@Thomas,
Thomas, you're just jumping into the thread, and making statements which demonstrate that you've not read the thread before the point at which you jumped in, but rather have selected a particular post to argue about. I provided a link to data on the Atlantic bluefin tuna from NOAA. I provided other quotes from articles about the importation of seafood by the Japanese. In particular, i provided a quote from an article to the effect that the Japanese have reduced their importation of seafood, because people have finally decided that they are unwilling to pay such prices. Bluefin tuna may be being overfished--but a 60,000 tons a year at present, it cannot be denied that the market for $100/pound bluefin tuna (at the supplier end) is still huge. I've already provided evidence that the Japanese situation is extraordinary (the NOAA link has data on the price paid in Japan to suppliers). The NOAA link shows the United States, although one of the nations exploiting the bluefin tuna, is a net importer of bluefin tuna--and they aren't paying $100/pound to the supplier.

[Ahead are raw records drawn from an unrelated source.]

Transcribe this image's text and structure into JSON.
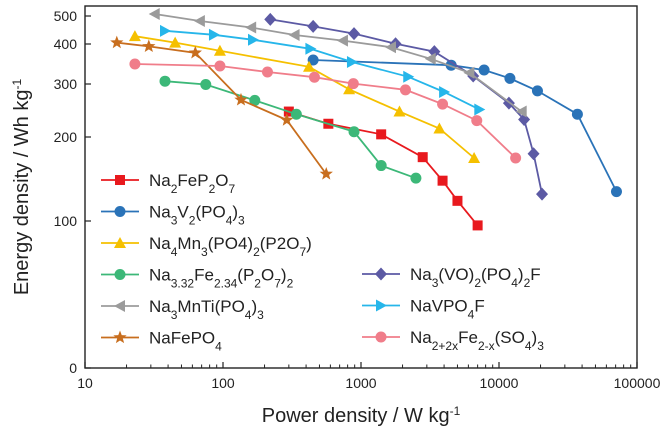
{
  "chart_data": {
    "type": "line",
    "xscale": "log",
    "yscale": "custom-nonlinear",
    "xlim": [
      10,
      100000
    ],
    "ylim": [
      0,
      500
    ],
    "xlabel": "Power density / W kg",
    "xlabel_sup": "-1",
    "ylabel": "Energy density / Wh kg",
    "ylabel_sup": "-1",
    "xticks": [
      10,
      100,
      1000,
      10000,
      100000
    ],
    "xtick_labels": [
      "10",
      "100",
      "1000",
      "10000",
      "100000"
    ],
    "yticks": [
      0,
      100,
      200,
      300,
      400,
      500
    ],
    "ytick_labels": [
      "0",
      "100",
      "200",
      "300",
      "400",
      "500"
    ],
    "legend_position": "inside-bottom",
    "series": [
      {
        "name": [
          [
            "Na",
            ""
          ],
          [
            "2",
            "sub"
          ],
          [
            "FeP",
            ""
          ],
          [
            "2",
            "sub"
          ],
          [
            "O",
            ""
          ],
          [
            "7",
            "sub"
          ]
        ],
        "color": "#e8191e",
        "marker": "square",
        "x": [
          300,
          580,
          1400,
          2800,
          3900,
          5000,
          7000
        ],
        "y": [
          248,
          225,
          205,
          176,
          148,
          124,
          97
        ]
      },
      {
        "name": [
          [
            "Na",
            ""
          ],
          [
            "3",
            "sub"
          ],
          [
            "V",
            ""
          ],
          [
            "2",
            "sub"
          ],
          [
            "(PO",
            ""
          ],
          [
            "4",
            "sub"
          ],
          [
            ")",
            ""
          ],
          [
            "3",
            "sub"
          ]
        ],
        "color": "#2a73b8",
        "marker": "circle",
        "x": [
          450,
          4500,
          7800,
          12000,
          19000,
          37000,
          71000
        ],
        "y": [
          360,
          347,
          335,
          314,
          287,
          243,
          135
        ]
      },
      {
        "name": [
          [
            "Na",
            ""
          ],
          [
            "4",
            "sub"
          ],
          [
            "Mn",
            ""
          ],
          [
            "3",
            "sub"
          ],
          [
            "(PO4)",
            ""
          ],
          [
            "2",
            "sub"
          ],
          [
            "(P2O",
            ""
          ],
          [
            "7",
            "sub"
          ],
          [
            ")",
            ""
          ]
        ],
        "color": "#f5c000",
        "marker": "triangle-up",
        "x": [
          23,
          45,
          95,
          420,
          820,
          1900,
          3700,
          6600
        ],
        "y": [
          428,
          405,
          383,
          343,
          290,
          248,
          216,
          175
        ]
      },
      {
        "name": [
          [
            "Na",
            ""
          ],
          [
            "3.32",
            "sub"
          ],
          [
            "Fe",
            ""
          ],
          [
            "2.34",
            "sub"
          ],
          [
            "(P",
            ""
          ],
          [
            "2",
            "sub"
          ],
          [
            "O",
            ""
          ],
          [
            "7",
            "sub"
          ],
          [
            ")",
            ""
          ],
          [
            "2",
            "sub"
          ]
        ],
        "color": "#3cb878",
        "marker": "circle",
        "x": [
          38,
          75,
          170,
          340,
          890,
          1400,
          2500
        ],
        "y": [
          307,
          299,
          269,
          243,
          210,
          166,
          151
        ]
      },
      {
        "name": [
          [
            "Na",
            ""
          ],
          [
            "3",
            "sub"
          ],
          [
            "(VO)",
            ""
          ],
          [
            "2",
            "sub"
          ],
          [
            "(PO",
            ""
          ],
          [
            "4",
            "sub"
          ],
          [
            ")",
            ""
          ],
          [
            "2",
            "sub"
          ],
          [
            "F",
            ""
          ]
        ],
        "color": "#5c5aa4",
        "marker": "diamond",
        "x": [
          220,
          450,
          890,
          1780,
          3400,
          6500,
          11800,
          15200,
          17800,
          20500
        ],
        "y": [
          488,
          463,
          437,
          401,
          381,
          320,
          264,
          233,
          180,
          132
        ]
      },
      {
        "name": [
          [
            "Na",
            ""
          ],
          [
            "3",
            "sub"
          ],
          [
            "MnTi(PO",
            ""
          ],
          [
            "4",
            "sub"
          ],
          [
            ")",
            ""
          ],
          [
            "3",
            "sub"
          ]
        ],
        "color": "#9b9b9b",
        "marker": "triangle-left",
        "x": [
          32,
          68,
          160,
          330,
          740,
          1650,
          3200,
          6100,
          14600
        ],
        "y": [
          507,
          482,
          459,
          432,
          412,
          392,
          363,
          328,
          248
        ]
      },
      {
        "name": [
          [
            "NaVPO",
            ""
          ],
          [
            "4",
            "sub"
          ],
          [
            "F",
            ""
          ]
        ],
        "color": "#26b6ea",
        "marker": "triangle-right",
        "x": [
          38,
          86,
          165,
          430,
          860,
          2200,
          4000,
          7200
        ],
        "y": [
          447,
          433,
          415,
          388,
          355,
          318,
          285,
          252
        ]
      },
      {
        "name": [
          [
            "NaFePO",
            ""
          ],
          [
            "4",
            "sub"
          ]
        ],
        "color": "#c86e1e",
        "marker": "star",
        "x": [
          17,
          29,
          63,
          135,
          290,
          560
        ],
        "y": [
          405,
          394,
          378,
          270,
          232,
          156
        ]
      },
      {
        "name": [
          [
            "Na",
            ""
          ],
          [
            "2+2x",
            "sub"
          ],
          [
            "Fe",
            ""
          ],
          [
            "2-x",
            "sub"
          ],
          [
            "(SO",
            ""
          ],
          [
            "4",
            "sub"
          ],
          [
            ")",
            ""
          ],
          [
            "3",
            "sub"
          ]
        ],
        "color": "#f07d8a",
        "marker": "circle",
        "x": [
          23,
          95,
          210,
          460,
          880,
          2100,
          3900,
          6900,
          13200
        ],
        "y": [
          350,
          345,
          330,
          317,
          301,
          289,
          262,
          231,
          175
        ]
      }
    ]
  }
}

My point about the bluefin was not to the extent that it was a representative species to show the general problem of overfishing--it was to show that the Japanese commercial fishing industry is motivated by capitalist greed. You can have vigorous capitalism without greed, surely--but society is not obliged to stand aside while capitalists pursue their cupidity. My discussion started with a claim that the Japanese choose culturally to rely so heavily on seafood (based on a quote from another thread suggesting that they consume on the order of one half pound of fish--we're not even talking whale meat here--per person,
per day. I submit that they don't need to do that to meet their food needs. Robert suggested that they do it because it makes good sense logistically. I challenged that idea by pointing out the comparative cost to the Japanese of sending fishing fleets to the Gulf of Mexico and the Mediterranean in search of the bluefin, while at the same time buying the bulk of the world's catch of Atlantic bluefin. It ought to be obvious given that a Japanese fishing fleet that trawls the Gulf of Mexico in search of the bluefin--crossing the Pacific and entering the Gulf through the Panama Canal, the recrossing the Pacific to take the catch home--is motivated by the high return on investment, since simply meeting the food needs of the nation can be accomplished much, much cheaper by importing the products of domestic livestock.
It gets tedious when you just show trying to find an argument, as opposed to following and contributing to the discussions which have been spawned by the thread topic.